Wink News: While Washington wrangles with a replacement for Obamacare, patients across the country continue to battle one of the biggest everyday obstacles to good health care: Rising drug prices.

Prescription drugs account for 10 percent of the $3.2 trillion in overall health care spending, outpacing all other health care services, according to government statistics. Consumers with diabetes, cancer and leukemia are some of the most likely to feel pain at the pharmacy due to recent drug price hikes. The cost of two common types of insulin, for instance, increased 300 percent in the past decade.

On the face of it, pharmaceutical companies take most of the blame. Headline-making price jumps for drugs such as Mylan’s EpiPen and the recent announcements on insulin price increases, have shed new light on drug manufacturers’ addiction to higher prices.
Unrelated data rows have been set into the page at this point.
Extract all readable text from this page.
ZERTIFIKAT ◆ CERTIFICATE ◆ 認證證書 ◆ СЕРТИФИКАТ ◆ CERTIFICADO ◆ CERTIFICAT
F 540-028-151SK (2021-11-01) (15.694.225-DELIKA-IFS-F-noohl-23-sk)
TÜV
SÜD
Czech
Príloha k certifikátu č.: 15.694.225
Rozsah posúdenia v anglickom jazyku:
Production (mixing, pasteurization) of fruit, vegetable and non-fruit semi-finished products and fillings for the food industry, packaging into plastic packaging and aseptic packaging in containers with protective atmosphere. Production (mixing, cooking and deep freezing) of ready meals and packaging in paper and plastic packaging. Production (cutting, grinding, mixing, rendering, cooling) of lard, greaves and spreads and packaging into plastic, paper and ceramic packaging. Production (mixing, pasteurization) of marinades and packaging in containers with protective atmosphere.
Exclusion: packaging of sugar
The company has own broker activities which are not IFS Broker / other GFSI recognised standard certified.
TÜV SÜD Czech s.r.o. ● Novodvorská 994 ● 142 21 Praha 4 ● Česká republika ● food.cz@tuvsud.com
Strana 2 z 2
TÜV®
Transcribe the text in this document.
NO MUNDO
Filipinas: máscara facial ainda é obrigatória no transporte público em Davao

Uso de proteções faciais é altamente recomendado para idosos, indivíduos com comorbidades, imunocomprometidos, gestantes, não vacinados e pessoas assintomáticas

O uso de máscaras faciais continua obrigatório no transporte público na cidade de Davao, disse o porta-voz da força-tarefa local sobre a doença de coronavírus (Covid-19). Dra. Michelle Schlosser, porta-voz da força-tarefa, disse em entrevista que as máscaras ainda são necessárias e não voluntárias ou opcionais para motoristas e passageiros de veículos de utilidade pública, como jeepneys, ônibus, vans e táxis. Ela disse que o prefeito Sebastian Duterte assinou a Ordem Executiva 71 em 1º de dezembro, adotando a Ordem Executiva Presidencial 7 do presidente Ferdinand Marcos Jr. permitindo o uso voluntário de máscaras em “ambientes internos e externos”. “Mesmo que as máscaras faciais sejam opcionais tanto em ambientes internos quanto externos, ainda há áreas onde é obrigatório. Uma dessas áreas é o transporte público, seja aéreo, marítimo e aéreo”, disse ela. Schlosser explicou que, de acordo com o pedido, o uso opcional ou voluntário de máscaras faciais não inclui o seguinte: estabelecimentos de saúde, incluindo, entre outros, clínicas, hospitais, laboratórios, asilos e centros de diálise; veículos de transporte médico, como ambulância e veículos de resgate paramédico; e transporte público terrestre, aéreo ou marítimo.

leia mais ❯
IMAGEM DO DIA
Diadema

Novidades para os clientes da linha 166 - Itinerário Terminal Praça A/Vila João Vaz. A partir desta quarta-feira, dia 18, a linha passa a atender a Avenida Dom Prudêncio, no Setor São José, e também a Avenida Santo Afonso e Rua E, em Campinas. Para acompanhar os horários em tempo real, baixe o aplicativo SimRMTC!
But pharmacy benefit managers (PBMs), the firms that manage prescription services for insurers, are also culprits, according to health care advocates and recent research published in JAMA Internal Medicine.

Here’s how it works: Large PBMs such as Express Scripts, CVS Caremark and OptumRx, negotiate with pharma companies for lower prices, discounts and rebates on each prescription filled. In return, the drug companies are included on the PBMs’ formularies, the list of drugs insurance will cover. PBMs claim they pass these savings onto the health plans they work for, which in turn lowers prices for consumers.